What would I like to see fill these spaces? A computer store. There used to be many computer stores in Ann Arbor.
Ext. United Microsystems, 1977, I don’t know where this is. AADL, CC BY-NC-SA.
As a young person, I regularly visited MicroAge Computer Center, which was on Huron Street where the Foundry Lofts are now, and Up on the north side, Inacomp (formerly Computer Mart) offered computers on Plymouth Road in the Enclosed Mall.  South State Street boasted Learning Center, Computer Medic, and Bryan Computers — now, only Learning Center is still there (Computer Alley has moved to the west side and has an amazingly well designed web site). A2 Computers and Jafferson Computers are still holding it down on the east side. But, in the current growth period for IT and tech, the time might be right for a bigger store, with a supermarket-size selection and hours, to come to Ann Arbor. CompUSA’s store on Lohr Road closed over a decade ago (it’s now Dick’s Sporting Goods), but two particular chains come to mind: Micro Center and Fry’s.
The AMC Abbey 8 snack bar. (C)WaterWinterWonderland.
Micro Center is a general purpose computer store mostly focused on PCs and their components. They also sell other tech items, like game consoles, and sometimes have irrestistible deals on refurbs.

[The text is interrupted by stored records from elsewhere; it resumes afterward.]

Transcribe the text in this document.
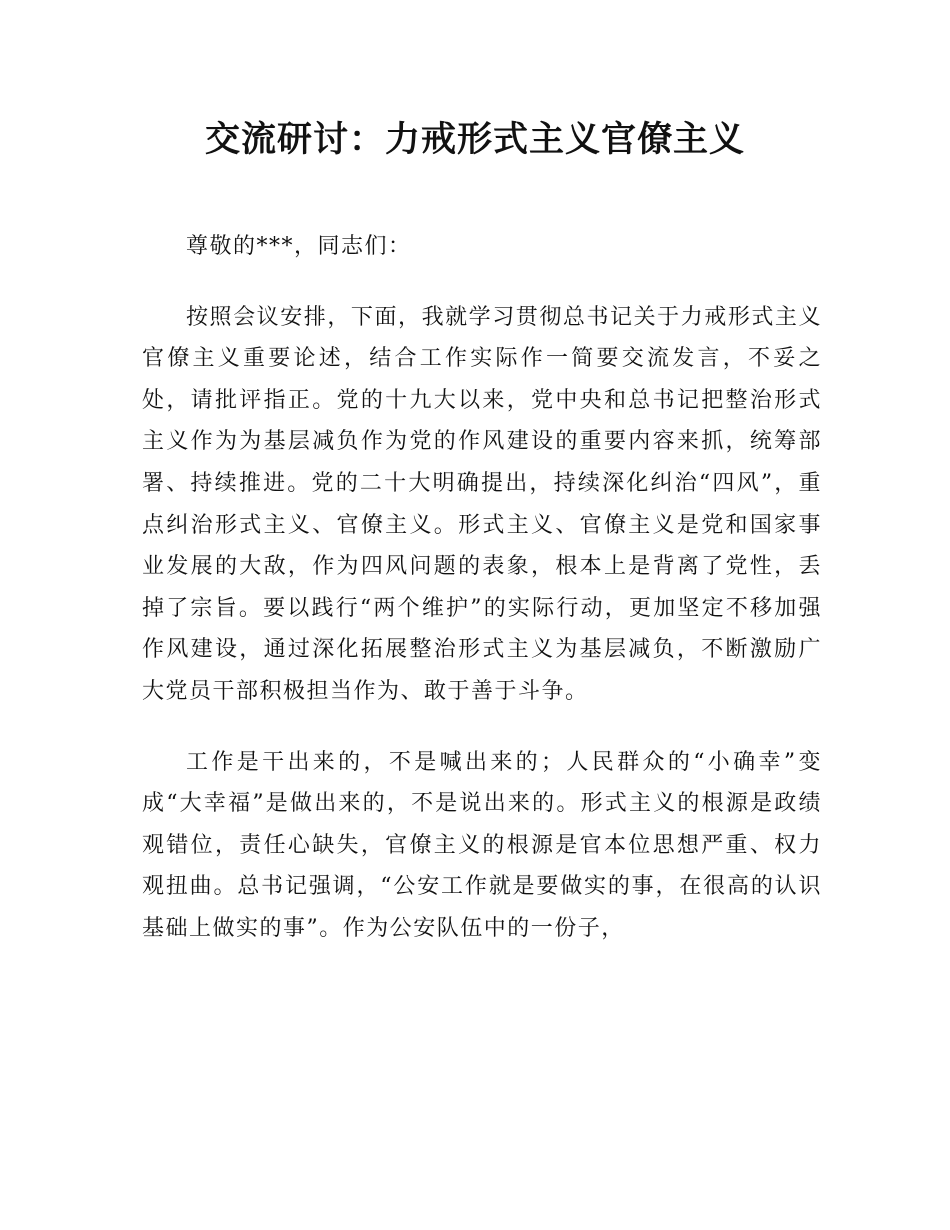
交流研讨：力戒形式主义官僚主义

尊敬的***，同志们：

按照会议安排，下面，我就学习贯彻总书记关于力戒形式主义官僚主义重要论述，结合工作实际作一简要交流发言，不妥之处，请批评指正。党的十九大以来，党中央和总书记把整治形式主义作为为基层减负作为党的作风建设的重要内容来抓，统筹部署、持续推进。党的二十大明确提出，持续深化纠治“四风”，重点纠治形式主义、官僚主义。形式主义、官僚主义是党和国家事业发展的大敌，作为四风问题的表象，根本上是背离了党性，丢掉了宗旨。要以践行“两个维护”的实际行动，更加坚定不移加强作风建设，通过深化拓展整治形式主义为基层减负，不断激励广大党员干部积极担当作为、敢于善于斗争。

工作是干出来的，不是喊出来的；人民群众的“小确幸”变成“大幸福”是做出来的，不是说出来的。形式主义的根源是政绩观错位，责任心缺失，官僚主义的根源是官本位思想严重、权力观扭曲。总书记强调，“公安工作就是要做实的事，在很高的认识基础上做实的事”。作为公安队伍中的一份子，
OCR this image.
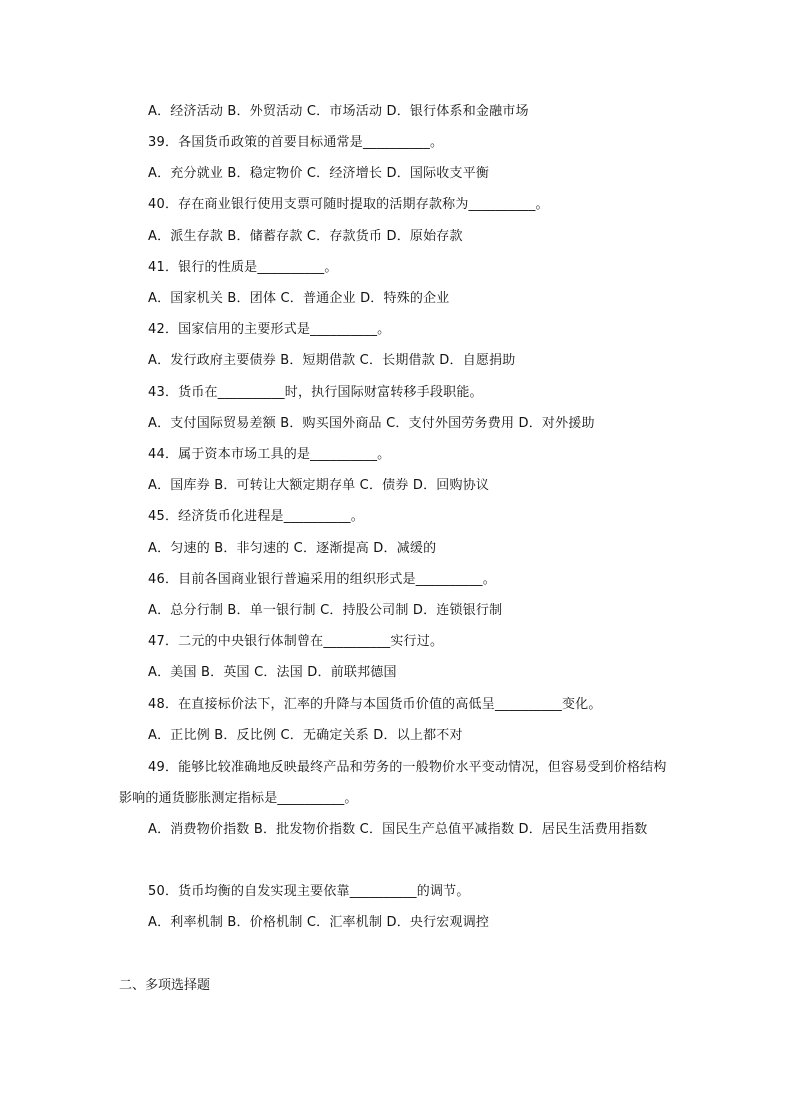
A．经济活动 B．外贸活动 C．市场活动 D．银行体系和金融市场
39．各国货币政策的首要目标通常是__________。
A．充分就业 B．稳定物价 C．经济增长 D．国际收支平衡
40．存在商业银行使用支票可随时提取的活期存款称为__________。
A．派生存款 B．储蓄存款 C．存款货币 D．原始存款
41．银行的性质是__________。
A．国家机关 B．团体 C．普通企业 D．特殊的企业
42．国家信用的主要形式是__________。
A．发行政府主要债券 B．短期借款 C．长期借款 D．自愿捐助
43．货币在__________时，执行国际财富转移手段职能。
A．支付国际贸易差额 B．购买国外商品 C．支付外国劳务费用 D．对外援助
44．属于资本市场工具的是__________。
A．国库券 B．可转让大额定期存单 C．债券 D．回购协议
45．经济货币化进程是__________。
A．匀速的 B．非匀速的 C．逐渐提高 D．减缓的
46．目前各国商业银行普遍采用的组织形式是__________。
A．总分行制 B．单一银行制 C．持股公司制 D．连锁银行制
47．二元的中央银行体制曾在__________实行过。
A．美国 B．英国 C．法国 D．前联邦德国
48．在直接标价法下，汇率的升降与本国货币价值的高低呈__________变化。
A．正比例 B．反比例 C．无确定关系 D．以上都不对
49．能够比较准确地反映最终产品和劳务的一般物价水平变动情况，但容易受到价格结构影响的通货膨胀测定指标是__________。
A．消费物价指数 B．批发物价指数 C．国民生产总值平减指数 D．居民生活费用指数
50．货币均衡的自发实现主要依靠__________的调节。
A．利率机制 B．价格机制 C．汇率机制 D．央行宏观调控
二、多项选择题
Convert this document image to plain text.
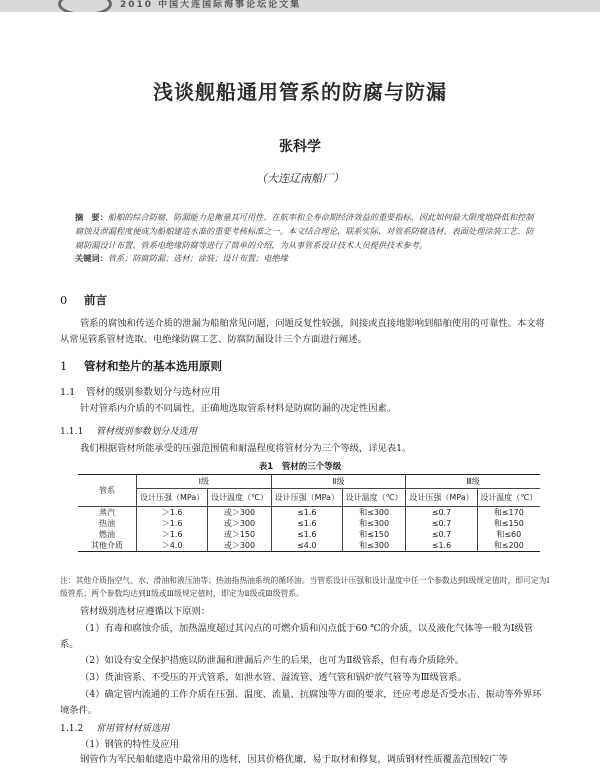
2010 中国大连国际海事论坛论文集
浅谈舰船通用管系的防腐与防漏
张科学
（大连辽南船厂）
摘　要：船舶的综合防腐、防漏能力是衡量其可用性、在航率和全寿命期经济效益的重要指标，因此如何最大限度地降低和控制腐蚀及泄漏程度便成为船舶建造水准的重要考核标准之一。本文结合理论，联系实际，对管系防腐选材、表面处理涂装工艺、防腐防漏设计布置、管系电绝缘防腐等进行了简单的介绍，为从事管系设计技术人员提供技术参考。
关键词：管系；防腐防漏；选材；涂装；设计布置；电绝缘
0 前言
管系的腐蚀和传送介质的泄漏为船舶常见问题，问题反复性较强，间接或直接地影响到船舶使用的可靠性。本文将从常见管系管材选取、电绝缘防腐工艺、防腐防漏设计三个方面进行阐述。
1 管材和垫片的基本选用原则
1.1 管材的级别参数划分与选材应用
针对管系内介质的不同属性，正确地选取管系材料是防腐防漏的决定性因素。
1.1.1 管材级别参数划分及选用
我们根据管材所能承受的压强范围值和耐温程度将管材分为三个等级，详见表1。
表1　管材的三个等级
管系	Ⅰ级		Ⅱ级		Ⅲ级	
	设计压强（MPa）	设计温度（℃）	设计压强（MPa）	设计温度（℃）	设计压强（MPa）	设计温度（℃）
蒸汽	＞1.6	或＞300	≤1.6	和≤300	≤0.7	和≤170
热油	＞1.6	或＞300	≤1.6	和≤300	≤0.7	和≤150
燃油	＞1.6	或＞150	≤1.6	和≤150	≤0.7	和≤60
其他介质	＞4.0	或＞300	≤4.0	和≤300	≤1.6	和≤200
注：其他介质指空气、水、滑油和液压油等；热油指热油系统的循环油。当管系设计压强和设计温度中任一个参数达到Ⅰ级规定值时，即可定为Ⅰ级管系；两个参数均达到Ⅱ级或Ⅲ级规定值时，即定为Ⅱ级或Ⅲ级管系。
管材级别选材应遵循以下原则：
（1）有毒和腐蚀介质，加热温度超过其闪点的可燃介质和闪点低于60 ℃的介质，以及液化气体等一般为Ⅰ级管系。
（2）如设有安全保护措施以防泄漏和泄漏后产生的后果，也可为Ⅱ级管系，但有毒介质除外。
（3）货油管系、不受压的开式管系，如泄水管、溢流管、透气管和锅炉放气管等为Ⅲ级管系。
（4）确定管内流通的工作介质在压强、温度、流量、抗腐蚀等方面的要求，还应考虑是否受水击、振动等外界环境条件。
1.1.2 常用管材材质选用
（1）钢管的特性及应用
钢管作为军民船舶建造中最常用的选材，因其价格优廉，易于取材和修复，调质钢材性质覆盖范围较广等
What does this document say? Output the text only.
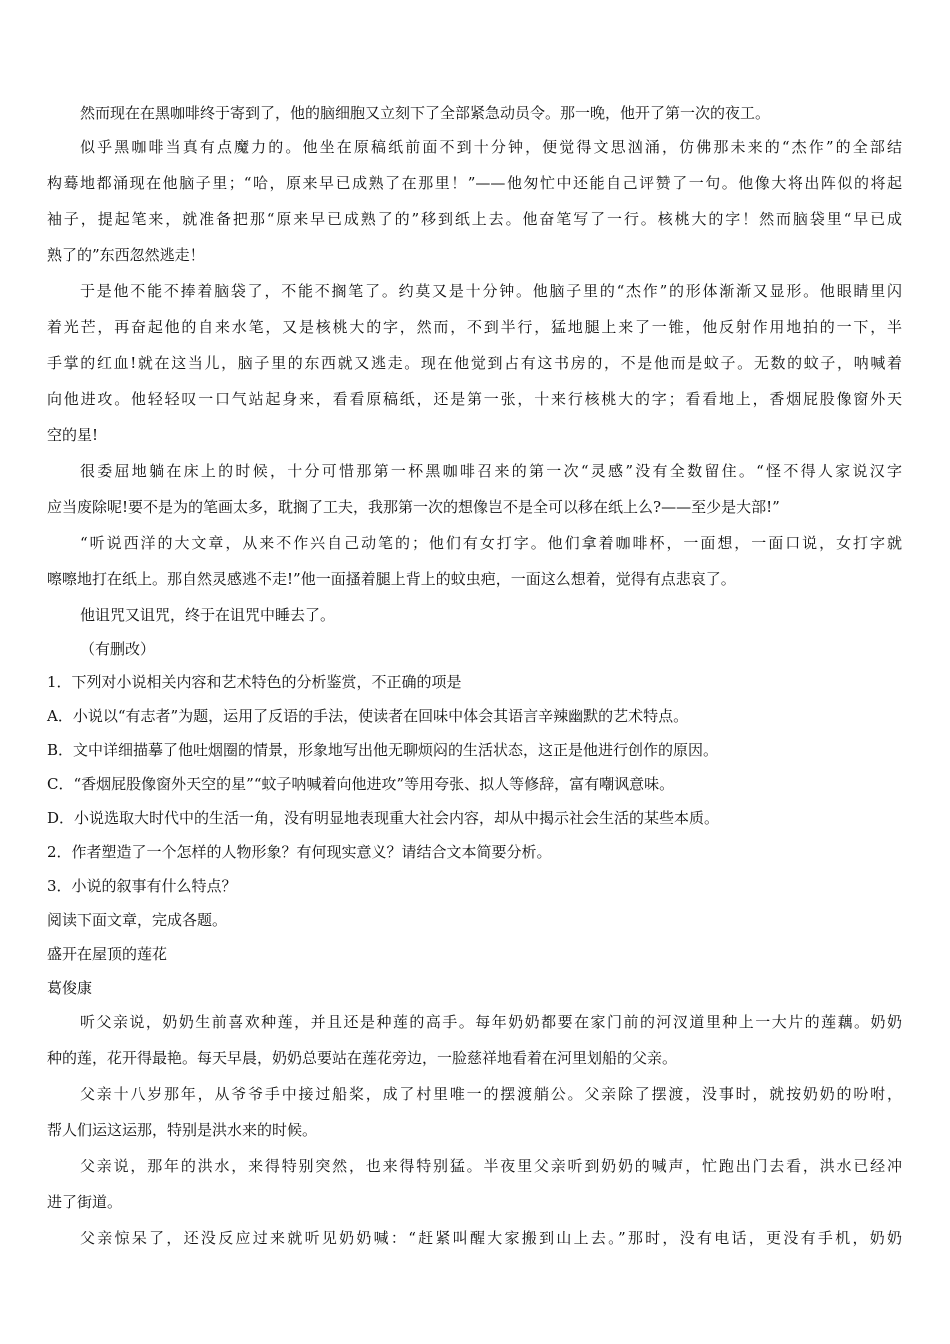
然而现在在黑咖啡终于寄到了，他的脑细胞又立刻下了全部紧急动员令。那一晚，他开了第一次的夜工。
似乎黑咖啡当真有点魔力的。他坐在原稿纸前面不到十分钟，便觉得文思汹涌，仿佛那未来的“杰作”的全部结
构蓦地都涌现在他脑子里；“哈，原来早已成熟了在那里！”——他匆忙中还能自己评赞了一句。他像大将出阵似的将起
袖子，提起笔来，就准备把那“原来早已成熟了的”移到纸上去。他奋笔写了一行。核桃大的字！然而脑袋里“早已成
熟了的”东西忽然逃走！
于是他不能不捧着脑袋了，不能不搁笔了。约莫又是十分钟。他脑子里的“杰作”的形体渐渐又显形。他眼睛里闪
着光芒，再奋起他的自来水笔，又是核桃大的字，然而，不到半行，猛地腿上来了一锥，他反射作用地拍的一下，半
手掌的红血!就在这当儿，脑子里的东西就又逃走。现在他觉到占有这书房的，不是他而是蚊子。无数的蚊子，呐喊着
向他进攻。他轻轻叹一口气站起身来，看看原稿纸，还是第一张，十来行核桃大的字；看看地上，香烟屁股像窗外天
空的星!
很委屈地躺在床上的时候，十分可惜那第一杯黑咖啡召来的第一次“灵感”没有全数留住。“怪不得人家说汉字
应当废除呢!要不是为的笔画太多，耽搁了工夫，我那第一次的想像岂不是全可以移在纸上么?——至少是大部!”
“听说西洋的大文章，从来不作兴自己动笔的；他们有女打字。他们拿着咖啡杯，一面想，一面口说，女打字就
嚓嚓地打在纸上。那自然灵感逃不走!”他一面搔着腿上背上的蚊虫疤，一面这么想着，觉得有点悲哀了。
他诅咒又诅咒，终于在诅咒中睡去了。
（有删改）
1．下列对小说相关内容和艺术特色的分析鉴赏，不正确的项是
A．小说以“有志者”为题，运用了反语的手法，使读者在回味中体会其语言辛辣幽默的艺术特点。
B．文中详细描摹了他吐烟圈的情景，形象地写出他无聊烦闷的生活状态，这正是他进行创作的原因。
C．“香烟屁股像窗外天空的星”“蚊子呐喊着向他进攻”等用夸张、拟人等修辞，富有嘲讽意味。
D．小说选取大时代中的生活一角，没有明显地表现重大社会内容，却从中揭示社会生活的某些本质。
2．作者塑造了一个怎样的人物形象？有何现实意义？请结合文本简要分析。
3．小说的叙事有什么特点？
阅读下面文章，完成各题。
盛开在屋顶的莲花
葛俊康
听父亲说，奶奶生前喜欢种莲，并且还是种莲的高手。每年奶奶都要在家门前的河汊道里种上一大片的莲藕。奶奶
种的莲，花开得最艳。每天早晨，奶奶总要站在莲花旁边，一脸慈祥地看着在河里划船的父亲。
父亲十八岁那年，从爷爷手中接过船桨，成了村里唯一的摆渡艄公。父亲除了摆渡，没事时，就按奶奶的吩咐，
帮人们运这运那，特别是洪水来的时候。
父亲说，那年的洪水，来得特别突然，也来得特别猛。半夜里父亲听到奶奶的喊声，忙跑出门去看，洪水已经冲
进了街道。
父亲惊呆了，还没反应过来就听见奶奶喊：“赶紧叫醒大家搬到山上去。”那时，没有电话，更没有手机，奶奶
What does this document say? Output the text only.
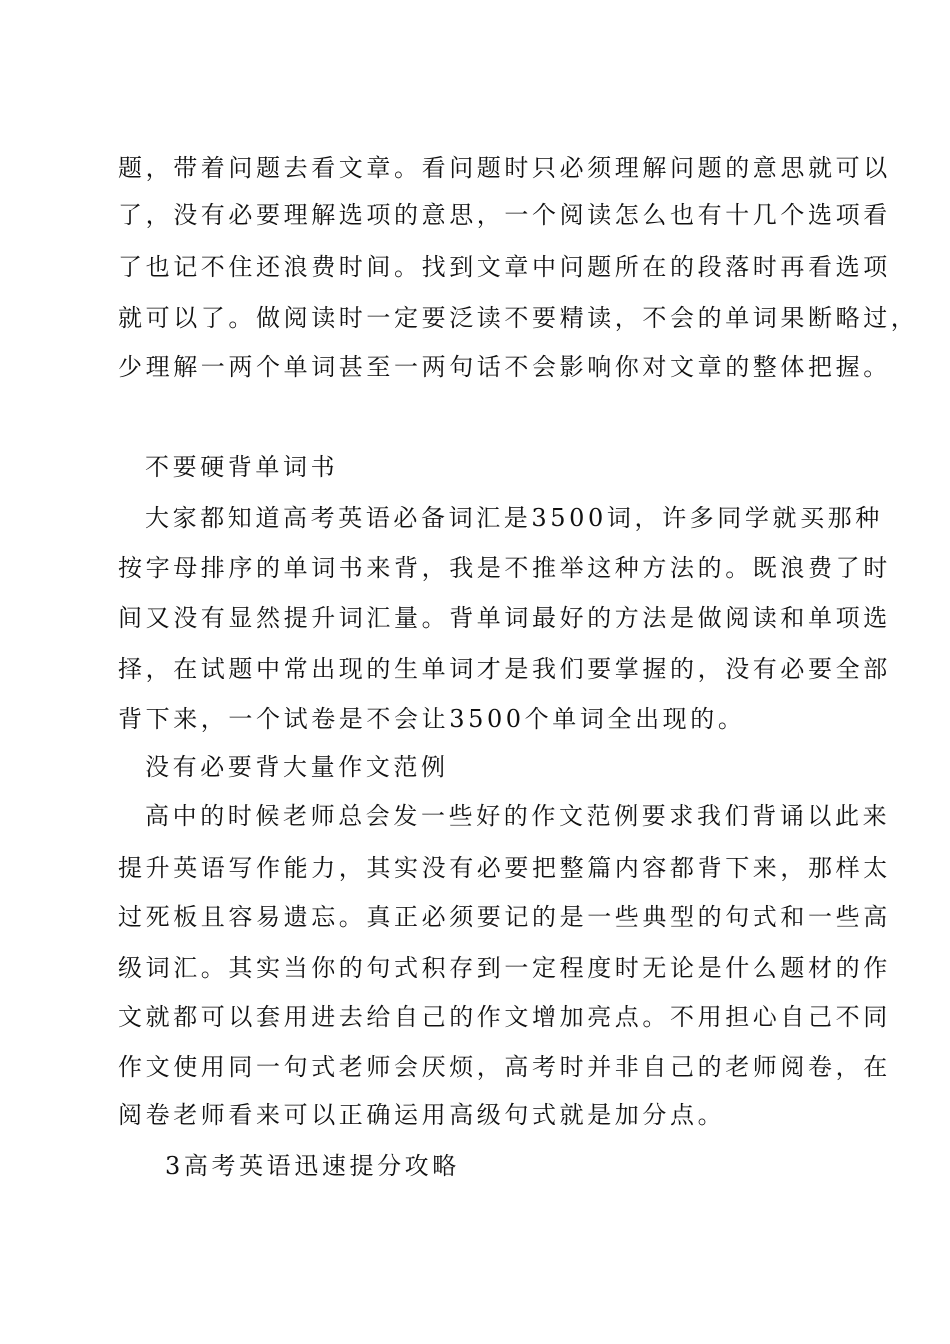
题，带着问题去看文章。看问题时只必须理解问题的意思就可以
了，没有必要理解选项的意思，一个阅读怎么也有十几个选项看
了也记不住还浪费时间。找到文章中问题所在的段落时再看选项
就可以了。做阅读时一定要泛读不要精读，不会的单词果断略过，
少理解一两个单词甚至一两句话不会影响你对文章的整体把握。
不要硬背单词书
大家都知道高考英语必备词汇是3500词，许多同学就买那种
按字母排序的单词书来背，我是不推举这种方法的。既浪费了时
间又没有显然提升词汇量。背单词最好的方法是做阅读和单项选
择，在试题中常出现的生单词才是我们要掌握的，没有必要全部
背下来，一个试卷是不会让3500个单词全出现的。
没有必要背大量作文范例
高中的时候老师总会发一些好的作文范例要求我们背诵以此来
提升英语写作能力，其实没有必要把整篇内容都背下来，那样太
过死板且容易遗忘。真正必须要记的是一些典型的句式和一些高
级词汇。其实当你的句式积存到一定程度时无论是什么题材的作
文就都可以套用进去给自己的作文增加亮点。不用担心自己不同
作文使用同一句式老师会厌烦，高考时并非自己的老师阅卷，在
阅卷老师看来可以正确运用高级句式就是加分点。
3高考英语迅速提分攻略
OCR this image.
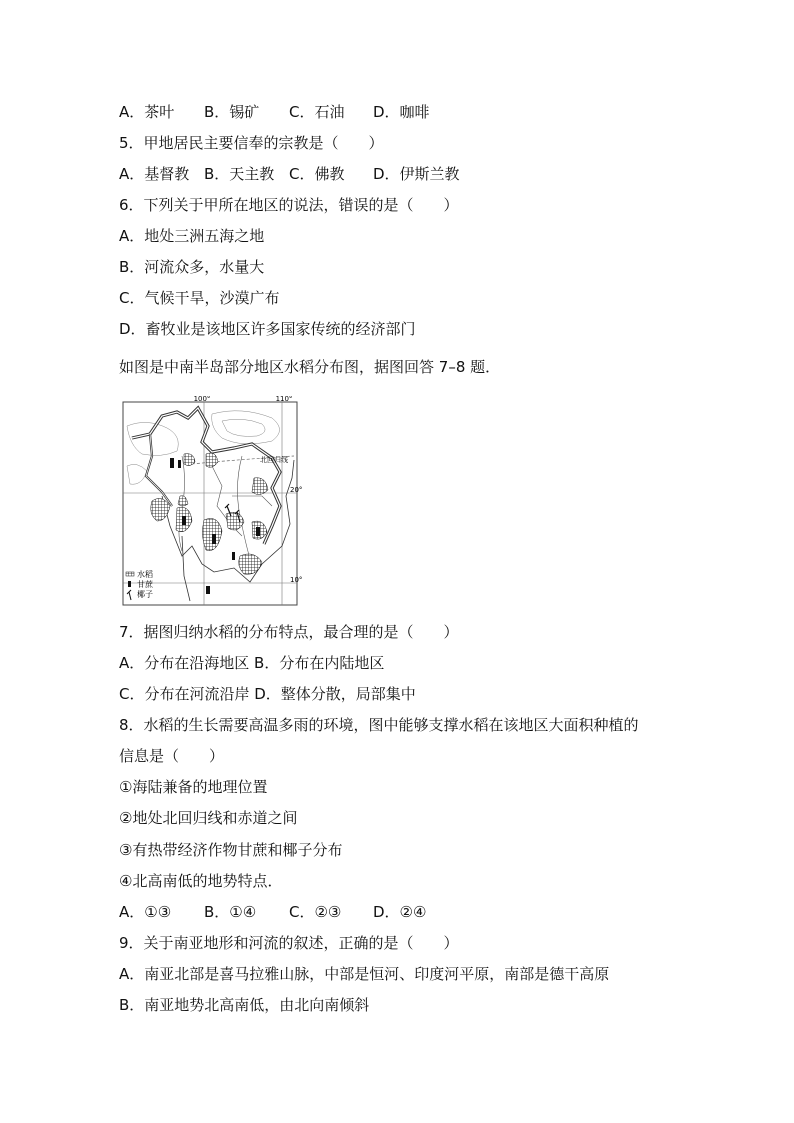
A．茶叶 B．锡矿 C．石油 D．咖啡
5．甲地居民主要信奉的宗教是（　　）
A．基督教 B．天主教 C．佛教 D．伊斯兰教
6．下列关于甲所在地区的说法，错误的是（　　）
A．地处三洲五海之地
B．河流众多，水量大
C．气候干旱，沙漠广布
D．畜牧业是该地区许多国家传统的经济部门
如图是中南半岛部分地区水稻分布图，据图回答 7–8 题．
100°	110°
20°
10°
北回归线
水稻
甘蔗
椰子
7．据图归纳水稻的分布特点，最合理的是（　　）
A．分布在沿海地区 B．分布在内陆地区
C．分布在河流沿岸 D．整体分散，局部集中
8．水稻的生长需要高温多雨的环境，图中能够支撑水稻在该地区大面积种植的
信息是（　　）
①海陆兼备的地理位置
②地处北回归线和赤道之间
③有热带经济作物甘蔗和椰子分布
④北高南低的地势特点．
A．①③ B．①④ C．②③ D．②④
9．关于南亚地形和河流的叙述，正确的是（　　）
A．南亚北部是喜马拉雅山脉，中部是恒河、印度河平原，南部是德干高原
B．南亚地势北高南低，由北向南倾斜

One time last year I needed 70 VR viewers for an event for work and, even given shipping and sales tax, it was cheapest for me to drive to the former AMC Abbey 8 movie theater, now home of the nearest Micro Center, and have my employer reimburse me for fuel. Fry’s would also be an interesting choice. Though they are mostly located on the West Coast, they do have stores in Illinois and Indiana, so an Ann Arbor location wouldn’t be inconceivable.
Exterior, Fry’s, Burbank, CA. (C)Fry’s.
Given that many Fry’s locations interior design and theming pay tribute to the tech history of their home city, Ann Arbor and Detroit lore could contribute to an exciting shopping experience. I’ll try to come back to what else would be fun to see come to town in a few days.